This entire sub-thread started when someone suggested that a JCL/Tracy split at the 2 was something "you can't argue." I'm not arguing for the sake of argument, I'm arguing because I vehemently disagreed with someone's take.
I'm glad there are some people who can objectively enjoy a lively disagreement and all of the light-hearted jabs that come with it.
Do I really telegraph it that much? Second year law-student.
The initial poster's take with which you vehemently disagree was in a sentence which contained the two words "right now". The poster was not arguing that Abrams should be the starting 2 the rest of the year; he was saying that based on TA's shooting so well and JCL's shaky performances, you can't argue with the way things have transpired to date -- Abrams logging a lot of minutes at the 2. The argument needn't have devolved into whether TA's shooting percentage will revert back to the mean, whether Abrams has or hasn't improved his shooting from practicing it in extended downtime, whether Ray Rice did or didn't improve his percentage and why or why not, etc.
You might have responded to the original poster that yes, TA's shooting well now but in your opinion he'll get increasingly more difficult looks and the percentage will likely go down, and that JCL is therefore the guy who should be our starting 2. But you said "I can", then created a different argument. The next guy's unfortunate "obviously mediocre" post wouldn't have been made to set you off on what, in my opinion, was a series of well-stated arguments on your part that unfortunately and unnecessarily each ended with snark. The response to the "obviously mediocre" poster could have been to clarify the discussion but the "go read a book" add-on got the snark show going until 3 or 4 pages later, when most posters were able to identify (and pretty much agree with) your actual position.
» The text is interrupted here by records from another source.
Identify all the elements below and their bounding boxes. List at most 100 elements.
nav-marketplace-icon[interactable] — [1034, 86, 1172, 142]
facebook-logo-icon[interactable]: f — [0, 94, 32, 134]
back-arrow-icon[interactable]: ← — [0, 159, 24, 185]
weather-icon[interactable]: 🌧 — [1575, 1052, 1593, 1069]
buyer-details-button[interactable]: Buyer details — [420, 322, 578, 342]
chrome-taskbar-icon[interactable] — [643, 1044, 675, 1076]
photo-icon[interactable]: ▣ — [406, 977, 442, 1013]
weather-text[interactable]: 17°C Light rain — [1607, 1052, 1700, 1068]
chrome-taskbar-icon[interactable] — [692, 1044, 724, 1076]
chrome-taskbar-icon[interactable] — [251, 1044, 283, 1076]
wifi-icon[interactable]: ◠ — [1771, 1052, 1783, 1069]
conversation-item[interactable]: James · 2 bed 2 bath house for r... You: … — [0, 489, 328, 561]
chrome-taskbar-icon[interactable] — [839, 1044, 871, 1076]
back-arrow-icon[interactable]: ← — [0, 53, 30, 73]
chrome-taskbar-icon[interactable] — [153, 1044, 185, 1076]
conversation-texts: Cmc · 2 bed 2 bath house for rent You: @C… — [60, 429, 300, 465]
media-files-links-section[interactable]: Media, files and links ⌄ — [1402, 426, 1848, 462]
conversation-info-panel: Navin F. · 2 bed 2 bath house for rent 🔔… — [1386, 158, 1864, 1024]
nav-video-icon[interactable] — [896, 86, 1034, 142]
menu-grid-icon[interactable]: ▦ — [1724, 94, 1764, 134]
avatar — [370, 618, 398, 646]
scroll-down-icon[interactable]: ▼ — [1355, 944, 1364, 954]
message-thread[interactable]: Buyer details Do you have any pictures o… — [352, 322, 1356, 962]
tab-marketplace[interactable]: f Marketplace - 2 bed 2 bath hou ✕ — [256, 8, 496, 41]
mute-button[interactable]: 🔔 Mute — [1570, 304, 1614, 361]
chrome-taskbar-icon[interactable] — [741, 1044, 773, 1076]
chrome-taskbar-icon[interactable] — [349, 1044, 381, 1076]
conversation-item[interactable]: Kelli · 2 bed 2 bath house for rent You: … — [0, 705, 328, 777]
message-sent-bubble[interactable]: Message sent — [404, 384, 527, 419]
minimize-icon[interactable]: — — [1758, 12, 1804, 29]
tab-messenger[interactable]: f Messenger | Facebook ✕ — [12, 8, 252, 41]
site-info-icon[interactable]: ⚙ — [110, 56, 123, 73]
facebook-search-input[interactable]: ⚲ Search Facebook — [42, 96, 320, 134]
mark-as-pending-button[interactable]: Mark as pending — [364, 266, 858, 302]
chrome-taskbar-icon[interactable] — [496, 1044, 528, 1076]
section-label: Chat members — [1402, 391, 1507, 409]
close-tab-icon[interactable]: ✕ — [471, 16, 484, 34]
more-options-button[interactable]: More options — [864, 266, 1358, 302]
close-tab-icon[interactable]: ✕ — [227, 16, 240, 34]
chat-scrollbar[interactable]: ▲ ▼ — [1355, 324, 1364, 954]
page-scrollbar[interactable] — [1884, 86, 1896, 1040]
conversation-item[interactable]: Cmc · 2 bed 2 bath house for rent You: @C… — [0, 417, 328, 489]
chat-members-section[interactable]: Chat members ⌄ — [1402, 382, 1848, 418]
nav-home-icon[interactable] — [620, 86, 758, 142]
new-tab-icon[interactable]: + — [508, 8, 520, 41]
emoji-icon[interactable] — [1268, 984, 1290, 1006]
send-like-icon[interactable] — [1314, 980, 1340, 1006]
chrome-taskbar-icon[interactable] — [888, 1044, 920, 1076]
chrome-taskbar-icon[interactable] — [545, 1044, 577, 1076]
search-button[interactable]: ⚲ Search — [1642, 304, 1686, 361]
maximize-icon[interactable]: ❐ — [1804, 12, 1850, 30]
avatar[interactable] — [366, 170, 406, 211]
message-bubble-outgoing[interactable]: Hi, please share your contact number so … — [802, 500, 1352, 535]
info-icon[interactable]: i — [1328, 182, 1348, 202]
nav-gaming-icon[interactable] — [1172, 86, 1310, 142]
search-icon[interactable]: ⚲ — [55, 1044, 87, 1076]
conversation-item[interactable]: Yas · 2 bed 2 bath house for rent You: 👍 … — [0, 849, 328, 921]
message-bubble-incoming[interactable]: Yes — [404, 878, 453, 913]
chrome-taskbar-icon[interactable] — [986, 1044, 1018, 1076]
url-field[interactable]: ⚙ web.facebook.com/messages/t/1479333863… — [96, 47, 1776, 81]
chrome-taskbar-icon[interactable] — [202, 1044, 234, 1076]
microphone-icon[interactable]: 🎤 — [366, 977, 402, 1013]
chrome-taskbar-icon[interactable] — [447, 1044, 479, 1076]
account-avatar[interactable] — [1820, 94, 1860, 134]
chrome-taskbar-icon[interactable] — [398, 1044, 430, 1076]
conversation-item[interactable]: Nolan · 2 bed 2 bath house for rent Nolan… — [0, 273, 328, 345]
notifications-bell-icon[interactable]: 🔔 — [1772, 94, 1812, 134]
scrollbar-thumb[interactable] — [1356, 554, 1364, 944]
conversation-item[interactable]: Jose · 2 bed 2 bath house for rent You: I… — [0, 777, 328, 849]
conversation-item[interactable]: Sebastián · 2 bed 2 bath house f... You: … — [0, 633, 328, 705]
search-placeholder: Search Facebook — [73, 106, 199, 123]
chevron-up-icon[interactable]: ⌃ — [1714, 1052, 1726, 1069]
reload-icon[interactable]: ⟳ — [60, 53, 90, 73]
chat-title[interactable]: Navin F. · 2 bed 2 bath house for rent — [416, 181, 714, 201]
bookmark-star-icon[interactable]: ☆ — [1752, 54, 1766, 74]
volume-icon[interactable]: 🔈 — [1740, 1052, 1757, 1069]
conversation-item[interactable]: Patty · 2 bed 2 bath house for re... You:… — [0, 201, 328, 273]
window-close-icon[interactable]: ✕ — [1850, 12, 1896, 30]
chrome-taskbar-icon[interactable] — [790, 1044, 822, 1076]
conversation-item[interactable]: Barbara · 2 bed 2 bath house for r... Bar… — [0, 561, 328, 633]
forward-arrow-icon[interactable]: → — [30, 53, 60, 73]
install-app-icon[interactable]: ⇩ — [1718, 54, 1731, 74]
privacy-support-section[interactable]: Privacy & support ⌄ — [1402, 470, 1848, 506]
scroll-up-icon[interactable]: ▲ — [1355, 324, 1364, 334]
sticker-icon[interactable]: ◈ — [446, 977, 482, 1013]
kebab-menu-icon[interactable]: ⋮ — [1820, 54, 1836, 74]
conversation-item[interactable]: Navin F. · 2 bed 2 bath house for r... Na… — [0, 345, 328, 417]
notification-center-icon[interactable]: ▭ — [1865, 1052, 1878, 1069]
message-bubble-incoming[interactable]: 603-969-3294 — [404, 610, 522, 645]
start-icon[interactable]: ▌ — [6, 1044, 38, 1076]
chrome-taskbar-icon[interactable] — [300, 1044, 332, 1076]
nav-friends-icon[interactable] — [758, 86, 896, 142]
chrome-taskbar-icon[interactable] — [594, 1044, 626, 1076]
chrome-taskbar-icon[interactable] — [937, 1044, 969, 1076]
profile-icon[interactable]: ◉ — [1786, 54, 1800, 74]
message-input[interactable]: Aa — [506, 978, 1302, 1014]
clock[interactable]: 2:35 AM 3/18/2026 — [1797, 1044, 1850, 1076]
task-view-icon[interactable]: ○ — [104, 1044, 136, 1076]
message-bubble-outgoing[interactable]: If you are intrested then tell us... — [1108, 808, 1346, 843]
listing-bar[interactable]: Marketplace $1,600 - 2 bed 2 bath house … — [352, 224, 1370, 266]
That's my take on today's digression anyway. Congrats on being in your 2nd year, exactly 40 years after my 2nd year there. You're halfway home. Don't take the following as a lecture; you may in fact already know this just as well as I do. You will find when you get out that, no matter how much you're tempted to drop snark, sarcasm, etc. into written legal arguments, you will be much better-served by training yourself to avoid doing so. I'd posit that our forum might be a good place to start, but that's obviously your call. Maybe develop a rule that you take one unwarranted dig for free, and don't respond with your own until the same guy does it a second time?